As proven in Fig. 1(a), tendencies in OpenAlex publications present a particular and sustained improve within the variety of publications, and in Fig. 1(b), we will see key milestones indicating a maturing data base and rising translational momentum. Collectively, these observations inspire us to give attention to an integrative overview of mechanisms, applied sciences, and alternatives on this area (Fig. 1). We synthesize methods to make use of nanomedicine to (i) induce ER stress alongside outlined UPR axes, (ii) tune the magnitude, timing, and localization of ICD outputs, and (iii) translate these alerts into efficient dendritic cell activation and T-cell priming whereas limiting immunosuppressive sink pathway activation. Past DAMP emission, we spotlight rising approaches to extend antigenicity, together with coordinating antigen publicity with cross-presentation and immune priming, and we tackle the problem of DAMP integrity as a design constraint formed by extracellular destiny processes within the tumor microenvironment.

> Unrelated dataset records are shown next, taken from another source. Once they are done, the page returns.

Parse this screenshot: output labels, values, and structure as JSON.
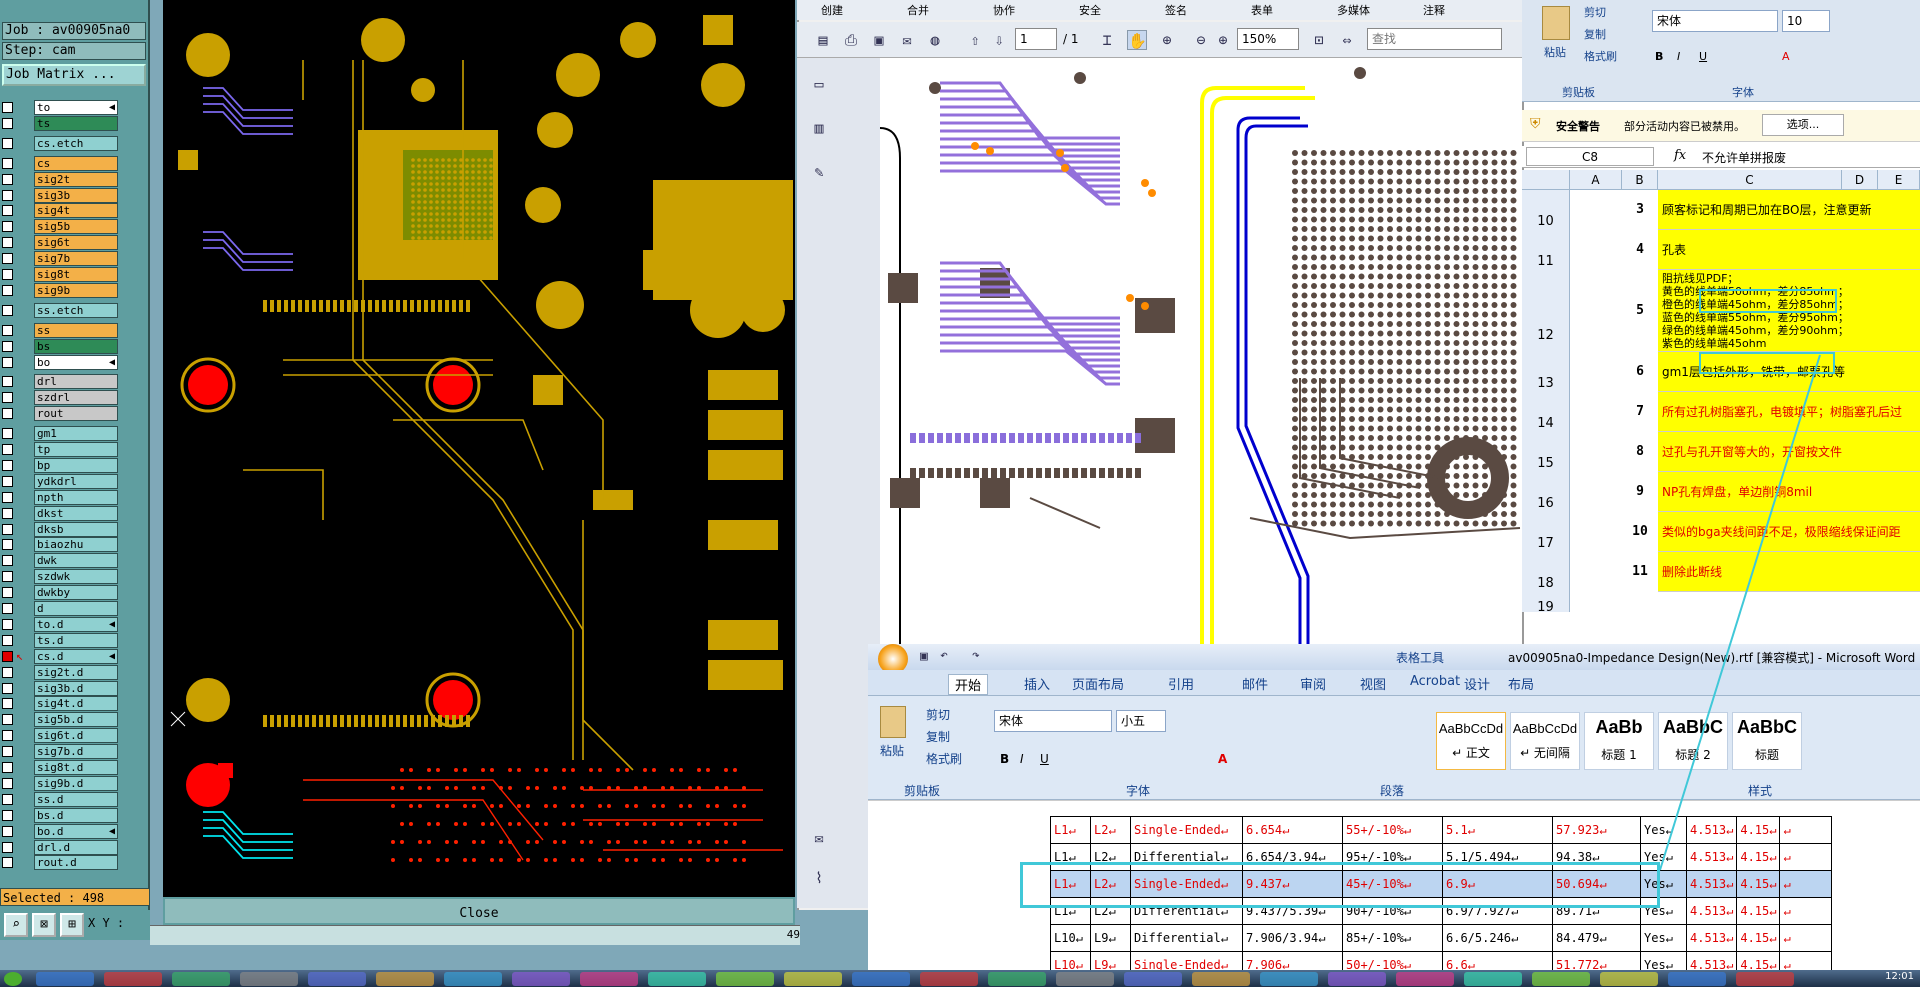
{
  "cam": {
    "job": "Job : av00905na0",
    "step": "Step: cam",
    "job_matrix": "Job Matrix ...",
    "selected": "Selected : 498",
    "xy_label": "X Y :",
    "close": "Close",
    "edge_number": "49",
    "layers": [
      {
        "name": "to",
        "color": "white",
        "arrow": "◀"
      },
      {
        "name": "ts",
        "color": "teal",
        "arrow": ""
      },
      {
        "name": "cs.etch",
        "color": "cyan",
        "arrow": ""
      },
      {
        "name": "cs",
        "color": "orange",
        "arrow": ""
      },
      {
        "name": "sig2t",
        "color": "orange",
        "arrow": ""
      },
      {
        "name": "sig3b",
        "color": "orange",
        "arrow": ""
      },
      {
        "name": "sig4t",
        "color": "orange",
        "arrow": ""
      },
      {
        "name": "sig5b",
        "color": "orange",
        "arrow": ""
      },
      {
        "name": "sig6t",
        "color": "orange",
        "arrow": ""
      },
      {
        "name": "sig7b",
        "color": "orange",
        "arrow": ""
      },
      {
        "name": "sig8t",
        "color": "orange",
        "arrow": ""
      },
      {
        "name": "sig9b",
        "color": "orange",
        "arrow": ""
      },
      {
        "name": "ss.etch",
        "color": "cyan",
        "arrow": ""
      },
      {
        "name": "ss",
        "color": "orange",
        "arrow": ""
      },
      {
        "name": "bs",
        "color": "teal",
        "arrow": ""
      },
      {
        "name": "bo",
        "color": "white",
        "arrow": "◀"
      },
      {
        "name": "drl",
        "color": "gray",
        "arrow": ""
      },
      {
        "name": "szdrl",
        "color": "gray",
        "arrow": ""
      },
      {
        "name": "rout",
        "color": "gray",
        "arrow": ""
      },
      {
        "name": "gm1",
        "color": "cyan",
        "arrow": ""
      },
      {
        "name": "tp",
        "color": "cyan",
        "arrow": ""
      },
      {
        "name": "bp",
        "color": "cyan",
        "arrow": ""
      },
      {
        "name": "ydkdrl",
        "color": "cyan",
        "arrow": ""
      },
      {
        "name": "npth",
        "color": "cyan",
        "arrow": ""
      },
      {
        "name": "dkst",
        "color": "cyan",
        "arrow": ""
      },
      {
        "name": "dksb",
        "color": "cyan",
        "arrow": ""
      },
      {
        "name": "biaozhu",
        "color": "cyan",
        "arrow": ""
      },
      {
        "name": "dwk",
        "color": "cyan",
        "arrow": ""
      },
      {
        "name": "szdwk",
        "color": "cyan",
        "arrow": ""
      },
      {
        "name": "dwkby",
        "color": "cyan",
        "arrow": ""
      },
      {
        "name": "d",
        "color": "cyan",
        "arrow": ""
      },
      {
        "name": "to.d",
        "color": "cyan",
        "arrow": "◀"
      },
      {
        "name": "ts.d",
        "color": "cyan",
        "arrow": ""
      },
      {
        "name": "cs.d",
        "color": "cyan",
        "arrow": "◀"
      },
      {
        "name": "sig2t.d",
        "color": "cyan",
        "arrow": ""
      },
      {
        "name": "sig3b.d",
        "color": "cyan",
        "arrow": ""
      },
      {
        "name": "sig4t.d",
        "color": "cyan",
        "arrow": ""
      },
      {
        "name": "sig5b.d",
        "color": "cyan",
        "arrow": ""
      },
      {
        "name": "sig6t.d",
        "color": "cyan",
        "arrow": ""
      },
      {
        "name": "sig7b.d",
        "color": "cyan",
        "arrow": ""
      },
      {
        "name": "sig8t.d",
        "color": "cyan",
        "arrow": ""
      },
      {
        "name": "sig9b.d",
        "color": "cyan",
        "arrow": ""
      },
      {
        "name": "ss.d",
        "color": "cyan",
        "arrow": ""
      },
      {
        "name": "bs.d",
        "color": "cyan",
        "arrow": ""
      },
      {
        "name": "bo.d",
        "color": "cyan",
        "arrow": "◀"
      },
      {
        "name": "drl.d",
        "color": "cyan",
        "arrow": ""
      },
      {
        "name": "rout.d",
        "color": "cyan",
        "arrow": ""
      }
    ]
  },
  "reader": {
    "menu": [
      "创建",
      "合并",
      "协作",
      "安全",
      "签名",
      "表单",
      "多媒体",
      "注释"
    ],
    "page_current": "1",
    "page_total": "/ 1",
    "zoom": "150%",
    "search_placeholder": "查找"
  },
  "excel": {
    "clipboard": {
      "paste": "粘贴",
      "cut": "剪切",
      "copy": "复制",
      "format": "格式刷",
      "group": "剪贴板"
    },
    "font": {
      "name": "宋体",
      "size": "10",
      "group": "字体"
    },
    "security_title": "安全警告",
    "security_text": "部分活动内容已被禁用。",
    "options_button": "选项...",
    "name_box": "C8",
    "fx": "fx",
    "formula": "不允许单拼报废",
    "columns": [
      "A",
      "B",
      "C",
      "D",
      "E"
    ],
    "rows": [
      {
        "rownum": "10",
        "num": "3",
        "text": "顾客标记和周期已加在BO层，注意更新",
        "red": false
      },
      {
        "rownum": "11",
        "num": "4",
        "text": "孔表",
        "red": false
      },
      {
        "rownum": "12",
        "num": "5",
        "text": "",
        "red": false,
        "lines": [
          "阻抗线见PDF；",
          "黄色的线单端50ohm，差分85ohm；",
          "橙色的线单端45ohm，差分85ohm；",
          "蓝色的线单端55ohm，差分95ohm；",
          "绿色的线单端45ohm，差分90ohm；",
          "紫色的线单端45ohm"
        ]
      },
      {
        "rownum": "13",
        "num": "6",
        "text": "gm1层包括外形，铣带，邮票孔等",
        "red": false
      },
      {
        "rownum": "14",
        "num": "7",
        "text": "所有过孔树脂塞孔，电镀填平；树脂塞孔后过",
        "red": true
      },
      {
        "rownum": "15",
        "num": "8",
        "text": "过孔与孔开窗等大的，开窗按文件",
        "red": true
      },
      {
        "rownum": "16",
        "num": "9",
        "text": "NP孔有焊盘，单边削铜8mil",
        "red": true
      },
      {
        "rownum": "17",
        "num": "10",
        "text": "类似的bga夹线间距不足，极限缩线保证间距",
        "red": true
      },
      {
        "rownum": "18",
        "num": "11",
        "text": "删除此断线",
        "red": true
      },
      {
        "rownum": "19",
        "num": "",
        "text": "",
        "red": false
      }
    ]
  },
  "word": {
    "title": "av00905na0-Impedance Design(New).rtf [兼容模式] - Microsoft Word",
    "context_tab": "表格工具",
    "tabs": [
      "开始",
      "插入",
      "页面布局",
      "引用",
      "邮件",
      "审阅",
      "视图",
      "Acrobat",
      "设计",
      "布局"
    ],
    "clipboard": {
      "paste": "粘贴",
      "cut": "剪切",
      "copy": "复制",
      "format": "格式刷",
      "group": "剪贴板"
    },
    "font": {
      "name": "宋体",
      "size": "小五",
      "group": "字体"
    },
    "paragraph_group": "段落",
    "styles_group": "样式",
    "styles": [
      {
        "preview": "AaBbCcDd",
        "label": "↵ 正文"
      },
      {
        "preview": "AaBbCcDd",
        "label": "↵ 无间隔"
      },
      {
        "preview": "AaBb",
        "label": "标题 1"
      },
      {
        "preview": "AaBbC",
        "label": "标题 2"
      },
      {
        "preview": "AaBbC",
        "label": "标题"
      }
    ],
    "table_rows": [
      {
        "style": "red",
        "cells": [
          "L1↵",
          "L2↵",
          "Single-Ended↵",
          "6.654↵",
          "55+/-10%↵",
          "5.1↵",
          "57.923↵",
          "Yes↵",
          "4.513↵",
          "4.15↵",
          "↵"
        ]
      },
      {
        "style": "",
        "cells": [
          "L1↵",
          "L2↵",
          "Differential↵",
          "6.654/3.94↵",
          "95+/-10%↵",
          "5.1/5.494↵",
          "94.38↵",
          "Yes↵",
          "4.513↵",
          "4.15↵",
          "↵"
        ]
      },
      {
        "style": "hl red",
        "cells": [
          "L1↵",
          "L2↵",
          "Single-Ended↵",
          "9.437↵",
          "45+/-10%↵",
          "6.9↵",
          "50.694↵",
          "Yes↵",
          "4.513↵",
          "4.15↵",
          "↵"
        ]
      },
      {
        "style": "",
        "cells": [
          "L1↵",
          "L2↵",
          "Differential↵",
          "9.437/5.39↵",
          "90+/-10%↵",
          "6.9/7.927↵",
          "89.71↵",
          "Yes↵",
          "4.513↵",
          "4.15↵",
          "↵"
        ]
      },
      {
        "style": "",
        "cells": [
          "L10↵",
          "L9↵",
          "Differential↵",
          "7.906/3.94↵",
          "85+/-10%↵",
          "6.6/5.246↵",
          "84.479↵",
          "Yes↵",
          "4.513↵",
          "4.15↵",
          "↵"
        ]
      },
      {
        "style": "red",
        "cells": [
          "L10↵",
          "L9↵",
          "Single-Ended↵",
          "7.906↵",
          "50+/-10%↵",
          "6.6↵",
          "51.772↵",
          "Yes↵",
          "4.513↵",
          "4.15↵",
          "↵"
        ]
      }
    ]
  },
  "taskbar": {
    "clock": "12:01"
  }
}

We spotlight ER subcellular concentrating on, the place supply and retention guidelines enable eIF2α-linked calreticulin publicity to be maximized with minimal cytotoxic spillover. We additionally tackle the newest progress in nano-enabled photo- and chemo-immunotherapies that pair ICD programming with checkpoint blockade to transform chilly tumors into scorching lesions, and we introduce immunogenic ER stress with out overt cell loss of life as a tunable window for vaccination-like priming. Lastly, we talk about translational benchmarks for facilitating cross-study comparability and scientific translation.